Family is the prompt for Monday. We’re nearing the end of the month, and tomorrow’s may be my last offering, as I don’t usually do the Wednesday One Liners.
Just Jot It January is by Linda Hill (with help from her friends). You can jot something down for the prompt anywhere, any time, just post it on your blog before the end of the month (so it seems). You can read the full instructions here.
Family – Jan 29th
This is linked back to Kim’s blog and to Linda’s post for the day.
I’m not sure what to say about family. in fact I didn’t finish off this post when I started it, setting it to come out a few hours ago! I think I was lucky to have a lovely family, but I realise now that a lot of what people think is odd about me is because I didn’t have sisters, and my brothers were all older than me. Yet there are loads of families just like mine!
Now that I’m older, and not working with other people, I have found it very difficult to make new friends because people want to know about your grandchildren, and of course I haven’t got any. It sort of puts a barrier up – no grandchildren = nothing to talk about. In fact, the few friends I made who have got kids, I didn’t know about the kids until I’d known them for years! Says a lot about me, I suppose.
Hope I do better with tomorrow’s word 🙂
You have written a beautiful post Jemima, I have children and grandchildren but I hope they are not the only things I talk about….. I consider you a friend and I find you very interesting, I love that photo of you and your dad 💜
I think we are more friends through work, I.e blogging, so we have common interests 😀
No problem, Jackie.
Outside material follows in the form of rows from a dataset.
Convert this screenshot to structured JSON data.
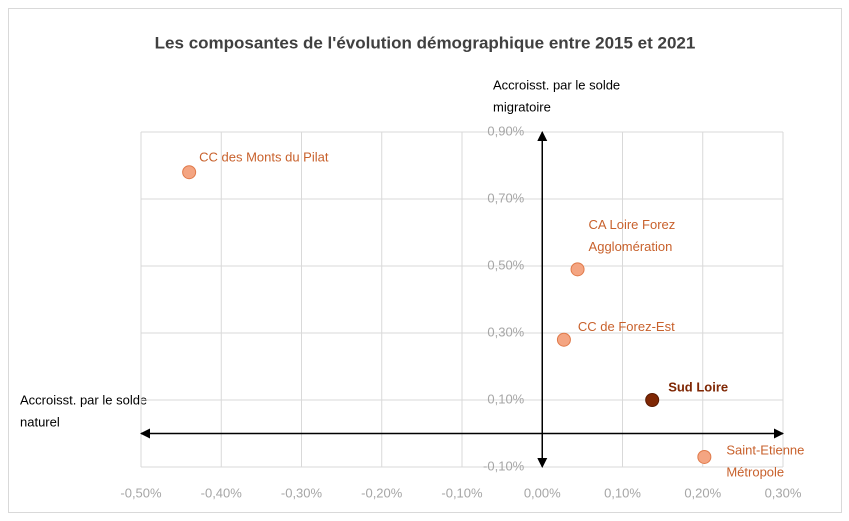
{
  "chart_data": {
    "type": "scatter",
    "title": "Les composantes de l'évolution démographique entre 2015 et 2021",
    "x_label": [
      "Accroisst. par le solde",
      "naturel"
    ],
    "y_label": [
      "Accroisst. par le solde",
      "migratoire"
    ],
    "xlim": [
      -0.5,
      0.3
    ],
    "ylim": [
      -0.1,
      0.9
    ],
    "xticks": [
      {
        "value": -0.5,
        "label": "-0,50%"
      },
      {
        "value": -0.4,
        "label": "-0,40%"
      },
      {
        "value": -0.3,
        "label": "-0,30%"
      },
      {
        "value": -0.2,
        "label": "-0,20%"
      },
      {
        "value": -0.1,
        "label": "-0,10%"
      },
      {
        "value": 0,
        "label": "0,00%"
      },
      {
        "value": 0.1,
        "label": "0,10%"
      },
      {
        "value": 0.2,
        "label": "0,20%"
      },
      {
        "value": 0.3,
        "label": "0,30%"
      }
    ],
    "yticks": [
      {
        "value": -0.1,
        "label": "-0,10%"
      },
      {
        "value": 0.1,
        "label": "0,10%"
      },
      {
        "value": 0.3,
        "label": "0,30%"
      },
      {
        "value": 0.5,
        "label": "0,50%"
      },
      {
        "value": 0.7,
        "label": "0,70%"
      },
      {
        "value": 0.9,
        "label": "0,90%"
      }
    ],
    "grid": true,
    "series": [
      {
        "name": [
          "CC des Monts du Pilat"
        ],
        "color": "#f4a582",
        "x": [
          -0.44
        ],
        "values": [
          0.78
        ]
      },
      {
        "name": [
          "CA Loire Forez",
          "Agglomération"
        ],
        "color": "#f4a582",
        "x": [
          0.044
        ],
        "values": [
          0.49
        ]
      },
      {
        "name": [
          "CC de Forez-Est"
        ],
        "color": "#f4a582",
        "x": [
          0.027
        ],
        "values": [
          0.28
        ]
      },
      {
        "name": [
          "Sud Loire"
        ],
        "color": "#7f2704",
        "x": [
          0.137
        ],
        "values": [
          0.1
        ]
      },
      {
        "name": [
          "Saint-Etienne",
          "Métropole"
        ],
        "color": "#f4a582",
        "x": [
          0.202
        ],
        "values": [
          -0.07
        ]
      }
    ]
  }
}
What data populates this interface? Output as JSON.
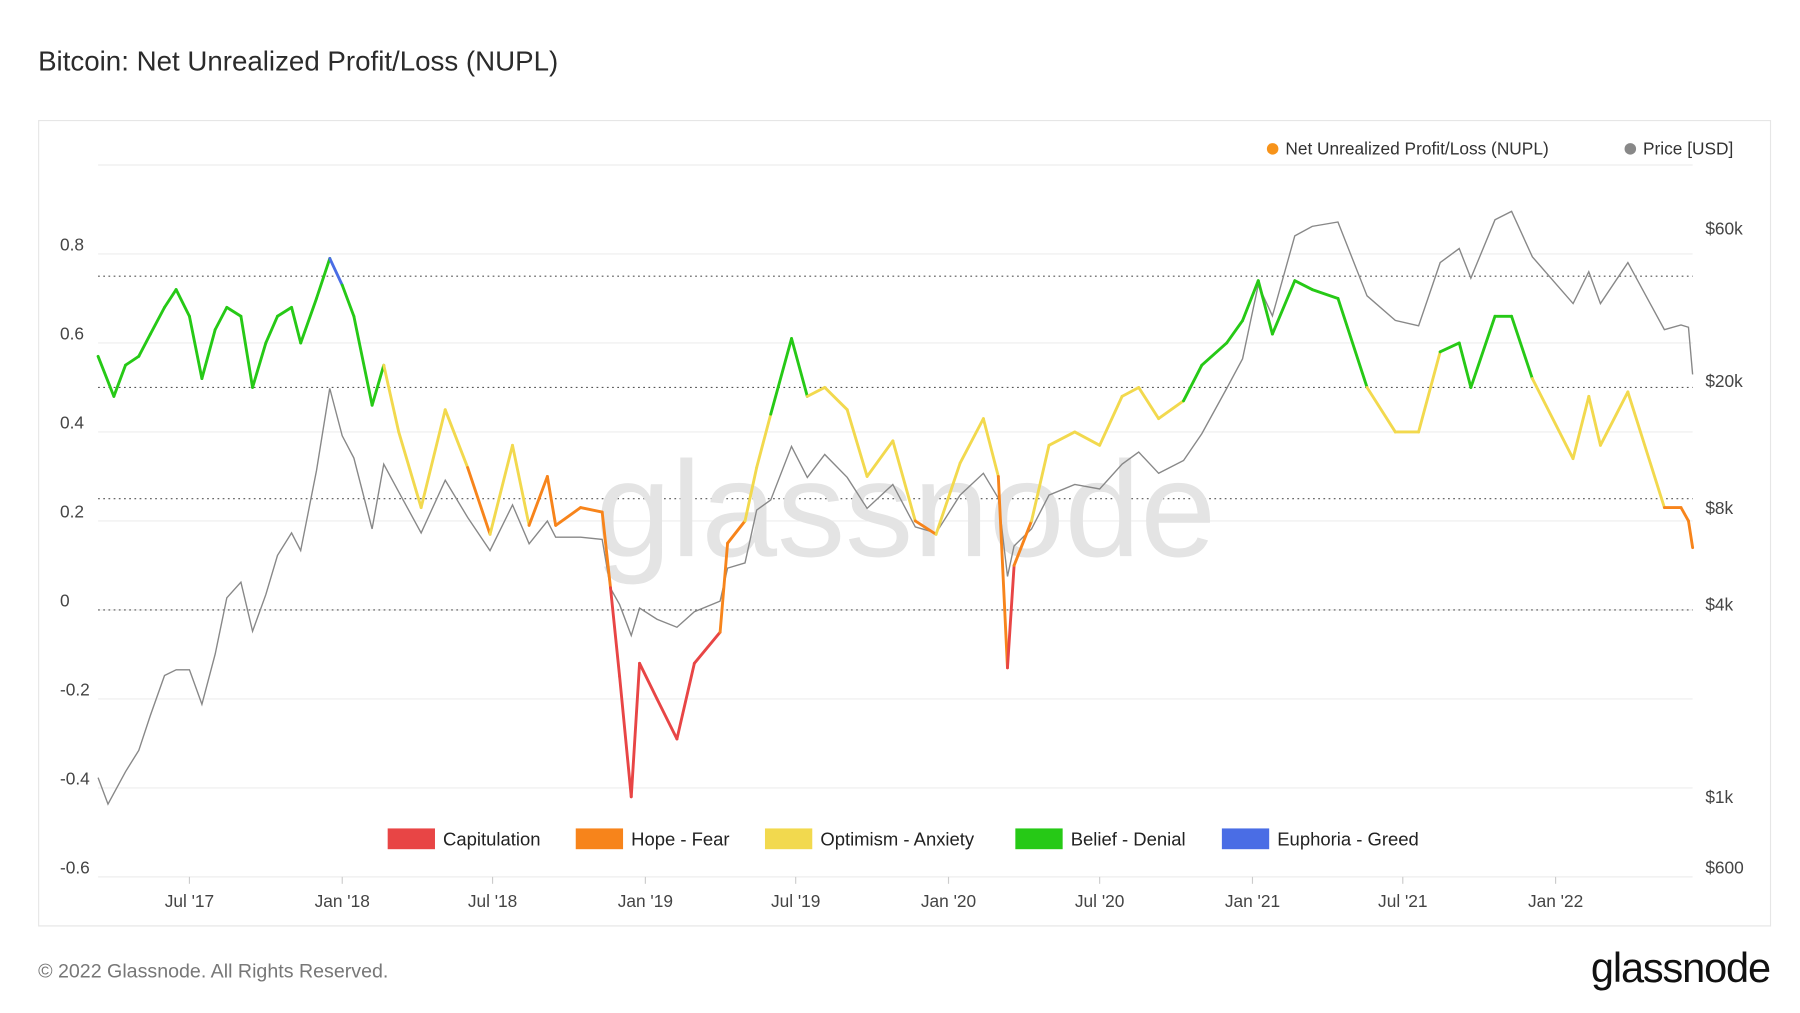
{
  "title": "Bitcoin: Net Unrealized Profit/Loss (NUPL)",
  "footer": {
    "copyright": "© 2022 Glassnode. All Rights Reserved.",
    "logo": "glassnode"
  },
  "watermark": "glassnode",
  "chart_data": {
    "type": "line",
    "title": "Bitcoin: Net Unrealized Profit/Loss (NUPL)",
    "legend_top": [
      {
        "name": "Net Unrealized Profit/Loss (NUPL)",
        "color": "#f7931a"
      },
      {
        "name": "Price [USD]",
        "color": "#888888"
      }
    ],
    "zones": [
      {
        "name": "Capitulation",
        "color": "#e84545",
        "range": [
          -1,
          0
        ]
      },
      {
        "name": "Hope - Fear",
        "color": "#f7841b",
        "range": [
          0,
          0.25
        ]
      },
      {
        "name": "Optimism - Anxiety",
        "color": "#f2d94e",
        "range": [
          0.25,
          0.5
        ]
      },
      {
        "name": "Belief - Denial",
        "color": "#26c916",
        "range": [
          0.5,
          0.75
        ]
      },
      {
        "name": "Euphoria - Greed",
        "color": "#4a6de5",
        "range": [
          0.75,
          1
        ]
      }
    ],
    "legend_position": "bottom",
    "x_range": [
      "2017-03-13",
      "2022-06-15"
    ],
    "x_ticks": [
      {
        "date": "2017-07-01",
        "label": "Jul '17"
      },
      {
        "date": "2018-01-01",
        "label": "Jan '18"
      },
      {
        "date": "2018-07-01",
        "label": "Jul '18"
      },
      {
        "date": "2019-01-01",
        "label": "Jan '19"
      },
      {
        "date": "2019-07-01",
        "label": "Jul '19"
      },
      {
        "date": "2020-01-01",
        "label": "Jan '20"
      },
      {
        "date": "2020-07-01",
        "label": "Jul '20"
      },
      {
        "date": "2021-01-01",
        "label": "Jan '21"
      },
      {
        "date": "2021-07-01",
        "label": "Jul '21"
      },
      {
        "date": "2022-01-01",
        "label": "Jan '22"
      }
    ],
    "y_left": {
      "range": [
        -0.6,
        1.0
      ],
      "ticks": [
        {
          "v": 0.8,
          "label": "0.8"
        },
        {
          "v": 0.6,
          "label": "0.6"
        },
        {
          "v": 0.4,
          "label": "0.4"
        },
        {
          "v": 0.2,
          "label": "0.2"
        },
        {
          "v": 0,
          "label": "0"
        },
        {
          "v": -0.2,
          "label": "-0.2"
        },
        {
          "v": -0.4,
          "label": "-0.4"
        },
        {
          "v": -0.6,
          "label": "-0.6"
        }
      ],
      "reference_lines": [
        0.75,
        0.5,
        0.25,
        0
      ]
    },
    "y_right": {
      "scale": "log",
      "ticks": [
        {
          "v": 60000,
          "label": "$60k"
        },
        {
          "v": 20000,
          "label": "$20k"
        },
        {
          "v": 8000,
          "label": "$8k"
        },
        {
          "v": 4000,
          "label": "$4k"
        },
        {
          "v": 1000,
          "label": "$1k"
        },
        {
          "v": 600,
          "label": "$600"
        }
      ]
    },
    "grid": true,
    "series": [
      {
        "name": "Net Unrealized Profit/Loss (NUPL)",
        "axis": "left",
        "points": [
          [
            "2017-03-13",
            0.57
          ],
          [
            "2017-04-01",
            0.48
          ],
          [
            "2017-04-15",
            0.55
          ],
          [
            "2017-05-01",
            0.57
          ],
          [
            "2017-05-15",
            0.62
          ],
          [
            "2017-06-01",
            0.68
          ],
          [
            "2017-06-15",
            0.72
          ],
          [
            "2017-07-01",
            0.66
          ],
          [
            "2017-07-16",
            0.52
          ],
          [
            "2017-08-01",
            0.63
          ],
          [
            "2017-08-15",
            0.68
          ],
          [
            "2017-09-01",
            0.66
          ],
          [
            "2017-09-15",
            0.5
          ],
          [
            "2017-10-01",
            0.6
          ],
          [
            "2017-10-15",
            0.66
          ],
          [
            "2017-11-01",
            0.68
          ],
          [
            "2017-11-12",
            0.6
          ],
          [
            "2017-12-01",
            0.7
          ],
          [
            "2017-12-17",
            0.79
          ],
          [
            "2018-01-01",
            0.73
          ],
          [
            "2018-01-15",
            0.66
          ],
          [
            "2018-02-06",
            0.46
          ],
          [
            "2018-02-20",
            0.55
          ],
          [
            "2018-03-10",
            0.4
          ],
          [
            "2018-04-06",
            0.23
          ],
          [
            "2018-05-05",
            0.45
          ],
          [
            "2018-06-01",
            0.32
          ],
          [
            "2018-06-28",
            0.17
          ],
          [
            "2018-07-25",
            0.37
          ],
          [
            "2018-08-14",
            0.19
          ],
          [
            "2018-09-05",
            0.3
          ],
          [
            "2018-09-15",
            0.19
          ],
          [
            "2018-10-15",
            0.23
          ],
          [
            "2018-11-10",
            0.22
          ],
          [
            "2018-11-20",
            0.05
          ],
          [
            "2018-12-01",
            -0.15
          ],
          [
            "2018-12-15",
            -0.42
          ],
          [
            "2018-12-25",
            -0.12
          ],
          [
            "2019-01-15",
            -0.2
          ],
          [
            "2019-02-08",
            -0.29
          ],
          [
            "2019-03-01",
            -0.12
          ],
          [
            "2019-04-01",
            -0.05
          ],
          [
            "2019-04-10",
            0.15
          ],
          [
            "2019-05-01",
            0.2
          ],
          [
            "2019-05-15",
            0.32
          ],
          [
            "2019-06-01",
            0.44
          ],
          [
            "2019-06-26",
            0.61
          ],
          [
            "2019-07-15",
            0.48
          ],
          [
            "2019-08-05",
            0.5
          ],
          [
            "2019-09-01",
            0.45
          ],
          [
            "2019-09-25",
            0.3
          ],
          [
            "2019-10-26",
            0.38
          ],
          [
            "2019-11-22",
            0.2
          ],
          [
            "2019-12-17",
            0.17
          ],
          [
            "2020-01-15",
            0.33
          ],
          [
            "2020-02-12",
            0.43
          ],
          [
            "2020-03-01",
            0.3
          ],
          [
            "2020-03-12",
            -0.13
          ],
          [
            "2020-03-20",
            0.1
          ],
          [
            "2020-04-10",
            0.2
          ],
          [
            "2020-05-01",
            0.37
          ],
          [
            "2020-06-01",
            0.4
          ],
          [
            "2020-07-01",
            0.37
          ],
          [
            "2020-07-28",
            0.48
          ],
          [
            "2020-08-17",
            0.5
          ],
          [
            "2020-09-10",
            0.43
          ],
          [
            "2020-10-10",
            0.47
          ],
          [
            "2020-11-01",
            0.55
          ],
          [
            "2020-12-01",
            0.6
          ],
          [
            "2020-12-20",
            0.65
          ],
          [
            "2021-01-08",
            0.74
          ],
          [
            "2021-01-25",
            0.62
          ],
          [
            "2021-02-21",
            0.74
          ],
          [
            "2021-03-14",
            0.72
          ],
          [
            "2021-04-14",
            0.7
          ],
          [
            "2021-05-19",
            0.5
          ],
          [
            "2021-06-22",
            0.4
          ],
          [
            "2021-07-20",
            0.4
          ],
          [
            "2021-08-15",
            0.58
          ],
          [
            "2021-09-07",
            0.6
          ],
          [
            "2021-09-21",
            0.5
          ],
          [
            "2021-10-20",
            0.66
          ],
          [
            "2021-11-09",
            0.66
          ],
          [
            "2021-12-04",
            0.52
          ],
          [
            "2022-01-22",
            0.34
          ],
          [
            "2022-02-10",
            0.48
          ],
          [
            "2022-02-24",
            0.37
          ],
          [
            "2022-03-29",
            0.49
          ],
          [
            "2022-05-12",
            0.23
          ],
          [
            "2022-06-01",
            0.23
          ],
          [
            "2022-06-10",
            0.2
          ],
          [
            "2022-06-15",
            0.14
          ]
        ]
      },
      {
        "name": "Price [USD]",
        "axis": "right",
        "color": "#888888",
        "points": [
          [
            "2017-03-13",
            1150
          ],
          [
            "2017-03-25",
            950
          ],
          [
            "2017-04-15",
            1200
          ],
          [
            "2017-05-01",
            1400
          ],
          [
            "2017-05-15",
            1800
          ],
          [
            "2017-06-01",
            2400
          ],
          [
            "2017-06-15",
            2500
          ],
          [
            "2017-07-01",
            2500
          ],
          [
            "2017-07-16",
            1950
          ],
          [
            "2017-08-01",
            2800
          ],
          [
            "2017-08-15",
            4200
          ],
          [
            "2017-09-01",
            4700
          ],
          [
            "2017-09-15",
            3300
          ],
          [
            "2017-10-01",
            4300
          ],
          [
            "2017-10-15",
            5700
          ],
          [
            "2017-11-01",
            6700
          ],
          [
            "2017-11-12",
            5900
          ],
          [
            "2017-12-01",
            10500
          ],
          [
            "2017-12-17",
            19000
          ],
          [
            "2018-01-01",
            13500
          ],
          [
            "2018-01-15",
            11500
          ],
          [
            "2018-02-06",
            6900
          ],
          [
            "2018-02-20",
            11000
          ],
          [
            "2018-03-10",
            9000
          ],
          [
            "2018-04-06",
            6700
          ],
          [
            "2018-05-05",
            9800
          ],
          [
            "2018-06-01",
            7500
          ],
          [
            "2018-06-28",
            5900
          ],
          [
            "2018-07-25",
            8200
          ],
          [
            "2018-08-14",
            6200
          ],
          [
            "2018-09-05",
            7300
          ],
          [
            "2018-09-15",
            6500
          ],
          [
            "2018-10-15",
            6500
          ],
          [
            "2018-11-10",
            6400
          ],
          [
            "2018-11-20",
            4500
          ],
          [
            "2018-12-01",
            4000
          ],
          [
            "2018-12-15",
            3200
          ],
          [
            "2018-12-25",
            3900
          ],
          [
            "2019-01-15",
            3600
          ],
          [
            "2019-02-08",
            3400
          ],
          [
            "2019-03-01",
            3800
          ],
          [
            "2019-04-01",
            4100
          ],
          [
            "2019-04-10",
            5200
          ],
          [
            "2019-05-01",
            5400
          ],
          [
            "2019-05-15",
            7900
          ],
          [
            "2019-06-01",
            8500
          ],
          [
            "2019-06-26",
            12500
          ],
          [
            "2019-07-15",
            10000
          ],
          [
            "2019-08-05",
            11800
          ],
          [
            "2019-09-01",
            10000
          ],
          [
            "2019-09-25",
            8000
          ],
          [
            "2019-10-26",
            9500
          ],
          [
            "2019-11-22",
            7000
          ],
          [
            "2019-12-17",
            6700
          ],
          [
            "2020-01-15",
            8800
          ],
          [
            "2020-02-12",
            10300
          ],
          [
            "2020-03-01",
            8600
          ],
          [
            "2020-03-12",
            4900
          ],
          [
            "2020-03-20",
            6100
          ],
          [
            "2020-04-10",
            6900
          ],
          [
            "2020-05-01",
            8800
          ],
          [
            "2020-06-01",
            9500
          ],
          [
            "2020-07-01",
            9200
          ],
          [
            "2020-07-28",
            11000
          ],
          [
            "2020-08-17",
            12000
          ],
          [
            "2020-09-10",
            10300
          ],
          [
            "2020-10-10",
            11300
          ],
          [
            "2020-11-01",
            13700
          ],
          [
            "2020-12-01",
            19000
          ],
          [
            "2020-12-20",
            23500
          ],
          [
            "2021-01-08",
            40000
          ],
          [
            "2021-01-25",
            32000
          ],
          [
            "2021-02-21",
            57000
          ],
          [
            "2021-03-14",
            61000
          ],
          [
            "2021-04-14",
            63000
          ],
          [
            "2021-05-19",
            37000
          ],
          [
            "2021-06-22",
            31000
          ],
          [
            "2021-07-20",
            29800
          ],
          [
            "2021-08-15",
            47000
          ],
          [
            "2021-09-07",
            52000
          ],
          [
            "2021-09-21",
            42000
          ],
          [
            "2021-10-20",
            64000
          ],
          [
            "2021-11-09",
            68000
          ],
          [
            "2021-12-04",
            49000
          ],
          [
            "2022-01-22",
            35000
          ],
          [
            "2022-02-10",
            44000
          ],
          [
            "2022-02-24",
            35000
          ],
          [
            "2022-03-29",
            47000
          ],
          [
            "2022-05-12",
            29000
          ],
          [
            "2022-06-01",
            30000
          ],
          [
            "2022-06-10",
            29500
          ],
          [
            "2022-06-15",
            21000
          ]
        ]
      }
    ]
  }
}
I have childless friends and we always have loads to talk about!
Great picture!
When you have books you always have something to talk about!
Good photo of you and your dad. I have quite a lot of friends with grandchildren now but I find that easier than when I was at the age that other people started having children. Then they were understandably very absorbed in parenthood and quite a few friendships floundered.
Yes, it’s when you meet new people whose main interest is their family, when it’s understandable that common interests are hard to find.
Lovely picture of you and your dad.
I think that whenever I meet someone who can only talk of their kids and grandkids, I am unlikely to pursue any friendship with them, because it suggests a lack of any real interests. I agree about it being hard to find friends at this stage of life, though. I made many of my friends through my kids, but the ones who’ve stuck are the ones with whom I shared other interests, or connected on some other level (still have no idea about why one friend and I connected so tightly, as we share very few interests yet never run out of stuff to talk about!).